-
Notifications
You must be signed in to change notification settings - Fork 54
Mission/subagent worker processes become orphaned at 100% CPU when TUI session dies — daemon never cleans up U2H transports #859
Description
Summary
When a Droid TUI session terminates (terminal crash, force-quit, window close), all droid exec --input-format stream-jsonrpc worker processes spawned by the daemon continue running indefinitely at 100% CPU each. They are never cleaned up and can crash the host machine.
Reproduction
- Start a Droid session, launch a Mission or use subagents that spawn multiple workers
- Force-quit the terminal (or let it crash under memory pressure from worker output)

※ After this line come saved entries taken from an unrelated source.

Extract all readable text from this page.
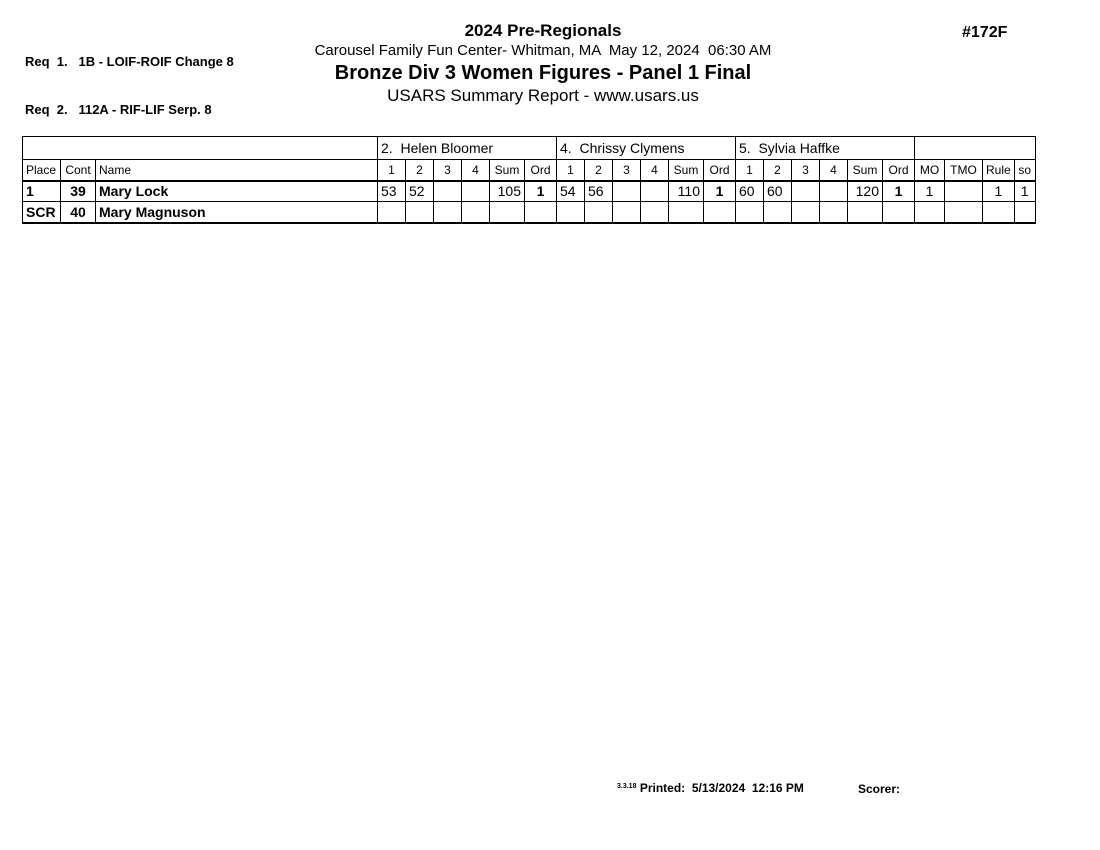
Req  1.   1B - LOIF-ROIF Change 8

Req  2.   112A - RIF-LIF Serp. 8

2024 Pre-Regionals
Carousel Family Fun Center- Whitman, MA  May 12, 2024  06:30 AM
Bronze Div 3 Women Figures - Panel 1 Final
USARS Summary Report - www.usars.us
#172F
			2.  Helen Bloomer						4.  Chrissy Clymens						5.  Sylvia Haffke									
Place	Cont	Name	1	2	3	4	Sum	Ord	1	2	3	4	Sum	Ord	1	2	3	4	Sum	Ord	MO	TMO	Rule	so
1	39	Mary Lock	53	52			105	1	54	56			110	1	60	60			120	1	1		1	1
SCR	40	Mary Magnuson																						
$^{3.3.18}$ Printed:  5/13/2024  12:16 PM	Scorer:
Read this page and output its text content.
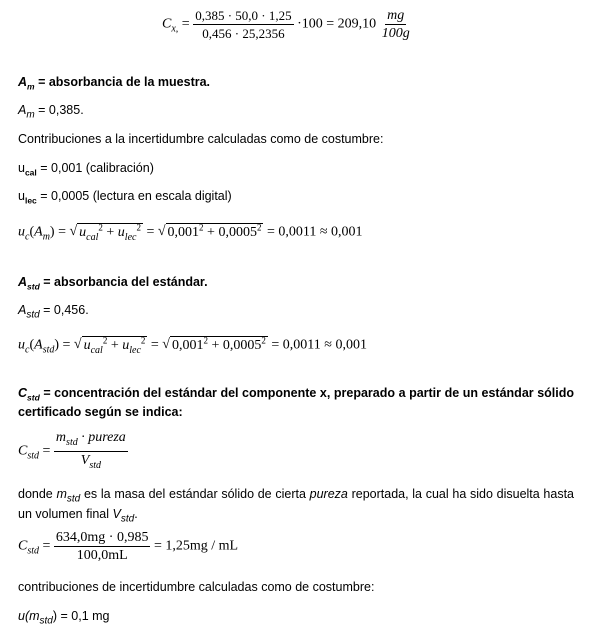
$C_{x,} = \frac{0,385 \cdot 50,0 \cdot 1,25}{0,456 \cdot 25,2356} \cdot 100 = 209,10 \frac{mg}{100g}$
$A_m$ = absorbancia de la muestra.
$A_m = 0,385$.
Contribuciones a la incertidumbre calculadas como de costumbre:
$u_{cal} = 0,001$ (calibración)
$u_{lec} = 0,0005$ (lectura en escala digital)
$u_c(A_m)$ = √ $u_{cal}^2 + u_{lec}^2$ = √ $0,001^2 + 0,0005^2 = 0,0011 \approx 0,001$
$A_{std}$ = absorbancia del estándar.
$A_{std} = 0,456$.
$u_c(A_{std})$ = √ $u_{cal}^2 + u_{lec}^2$ = √ $0,001^2 + 0,0005^2 = 0,0011 \approx 0,001$
$C_{std}$ = concentración del estándar del componente x, preparado a partir de un estándar sólido certificado según se indica:
$C_{std} = \frac{m_{std} \cdot pureza}{V_{std}}$
donde $m_{std}$ es la masa del estándar sólido de cierta pureza reportada, la cual ha sido disuelta hasta un volumen final $V_{std}$.
$C_{std} = \frac{634,0mg \cdot 0,985}{100,0mL} = 1,25mg$ / mL
contribuciones de incertidumbre calculadas como de costumbre:
$u(m_{std}) = 0,1$ mg
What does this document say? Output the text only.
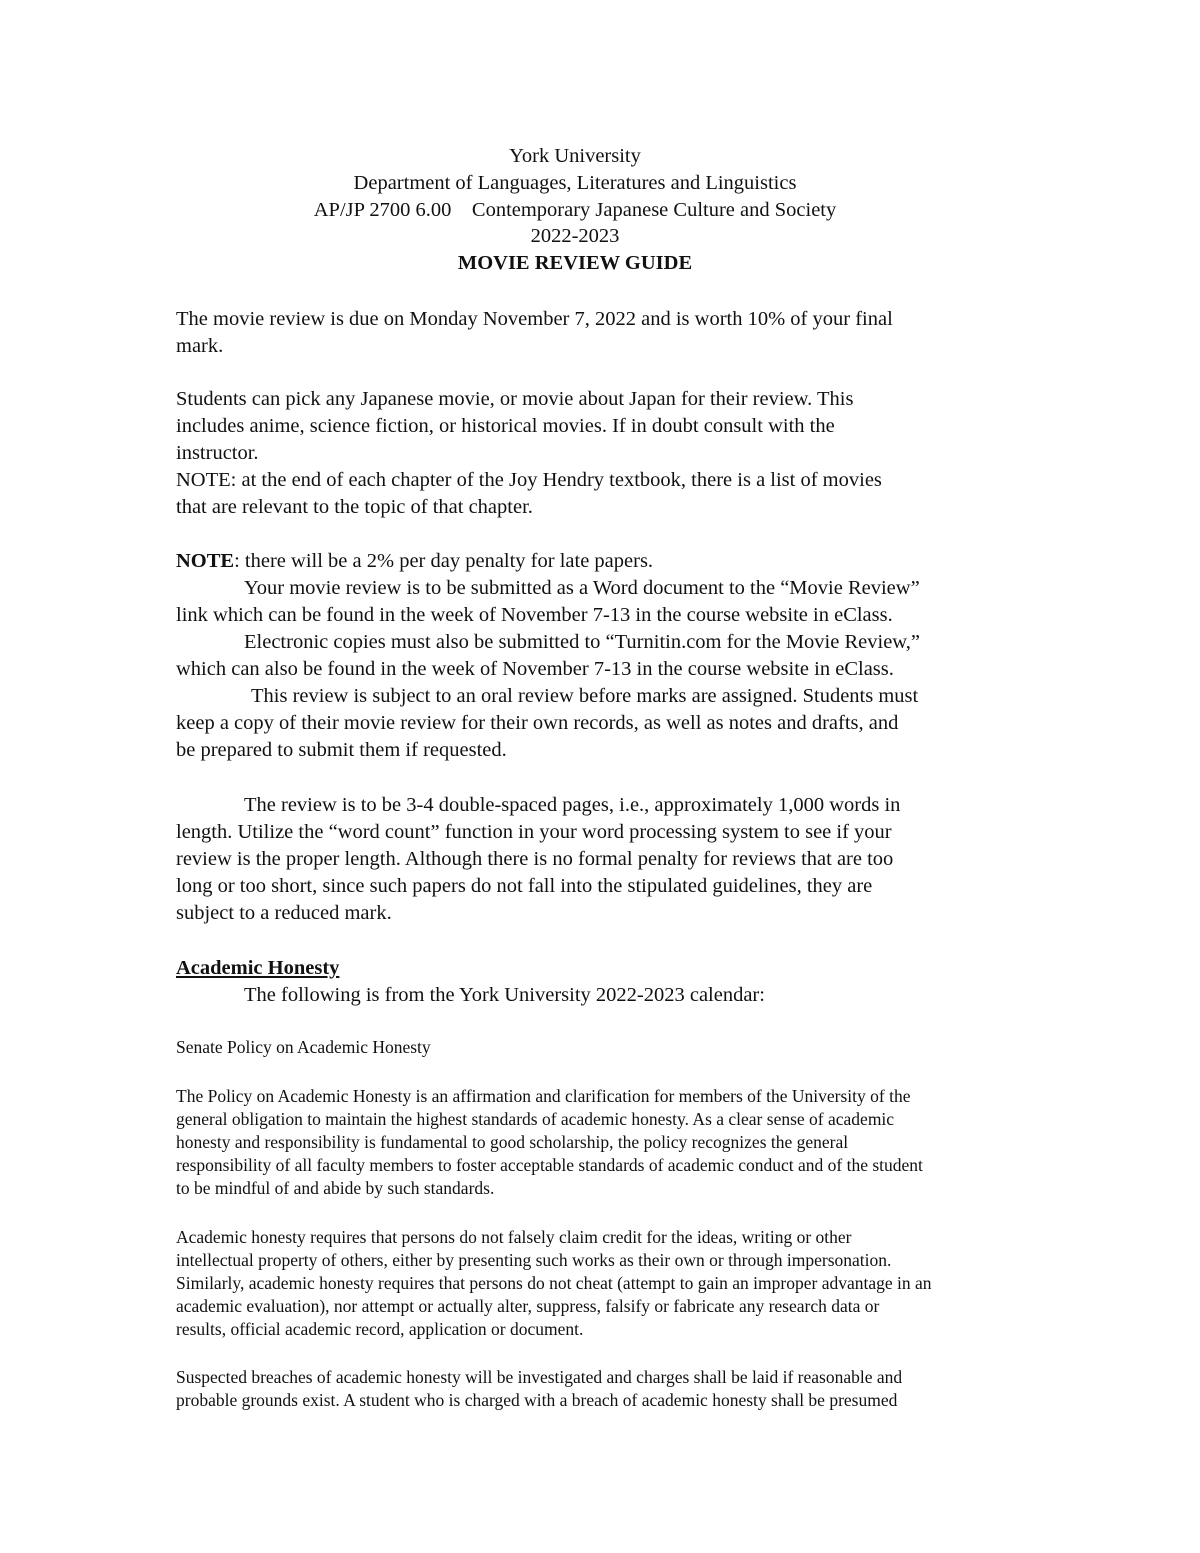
York University
Department of Languages, Literatures and Linguistics
AP/JP 2700 6.00    Contemporary Japanese Culture and Society
2022-2023
MOVIE REVIEW GUIDE
The movie review is due on Monday November 7, 2022 and is worth 10% of your final
mark.
Students can pick any Japanese movie, or movie about Japan for their review. This
includes anime, science fiction, or historical movies. If in doubt consult with the
instructor.
NOTE: at the end of each chapter of the Joy Hendry textbook, there is a list of movies
that are relevant to the topic of that chapter.
NOTE: there will be a 2% per day penalty for late papers.
Your movie review is to be submitted as a Word document to the “Movie Review”
link which can be found in the week of November 7-13 in the course website in eClass.
Electronic copies must also be submitted to “Turnitin.com for the Movie Review,”
which can also be found in the week of November 7-13 in the course website in eClass.
This review is subject to an oral review before marks are assigned. Students must
keep a copy of their movie review for their own records, as well as notes and drafts, and
be prepared to submit them if requested.
The review is to be 3-4 double-spaced pages, i.e., approximately 1,000 words in
length. Utilize the “word count” function in your word processing system to see if your
review is the proper length. Although there is no formal penalty for reviews that are too
long or too short, since such papers do not fall into the stipulated guidelines, they are
subject to a reduced mark.
Academic Honesty
The following is from the York University 2022-2023 calendar:
Senate Policy on Academic Honesty
The Policy on Academic Honesty is an affirmation and clarification for members of the University of the
general obligation to maintain the highest standards of academic honesty. As a clear sense of academic
honesty and responsibility is fundamental to good scholarship, the policy recognizes the general
responsibility of all faculty members to foster acceptable standards of academic conduct and of the student
to be mindful of and abide by such standards.
Academic honesty requires that persons do not falsely claim credit for the ideas, writing or other
intellectual property of others, either by presenting such works as their own or through impersonation.
Similarly, academic honesty requires that persons do not cheat (attempt to gain an improper advantage in an
academic evaluation), nor attempt or actually alter, suppress, falsify or fabricate any research data or
results, official academic record, application or document.
Suspected breaches of academic honesty will be investigated and charges shall be laid if reasonable and
probable grounds exist. A student who is charged with a breach of academic honesty shall be presumed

- Workers survive and spin:
ps aux | grep 'droid exec' | grep -v grep | wc -l
# 63 orphaned processes
ps aux -r | head -10
# Each worker at 15-40% CPU, collectively pegging all cores- Workers must be manually killed — they never self-terminate.
Impact
Critical — crashed a Mac Studio (M2 Ultra, 64GB). Orphaned workers consumed 100% CPU across all cores until macOS showed "Your system has run out of application memory."
Root Cause (from runtime debugging of v0.88.0)
How workers are spawned
TUI (droid)
→ daemon (factoryd) via WebSocket
→ handleInitializeSession()
→ new U2H() (transport)
→ vgH.spawn()
→ child_process.spawn("droid", ["exec", "--input-format", "stream-jsonrpc", ...])
→ stdio: ["pipe", "pipe", "pipe"] ← all piped to daemon
Workers are spawned by the daemon (factoryd), not the TUI. The daemon is a separate long-lived process.
The S8A.close() method (works correctly when called)
async close() {
this.isClosing = true;
let proc = this._childProcess;
// Send SIGTERM, wait 5s, then SIGKILL
proc.stdin.end();
proc.kill("SIGTERM");
setTimeout(() => proc.kill("SIGKILL"), 5000);
}This is fine — SIGTERM with a 5s SIGKILL fallback.
The bug: close() is never called when the TUI dies
- TUI crashes (terminal dies, window closes, Ctrl+C, etc.)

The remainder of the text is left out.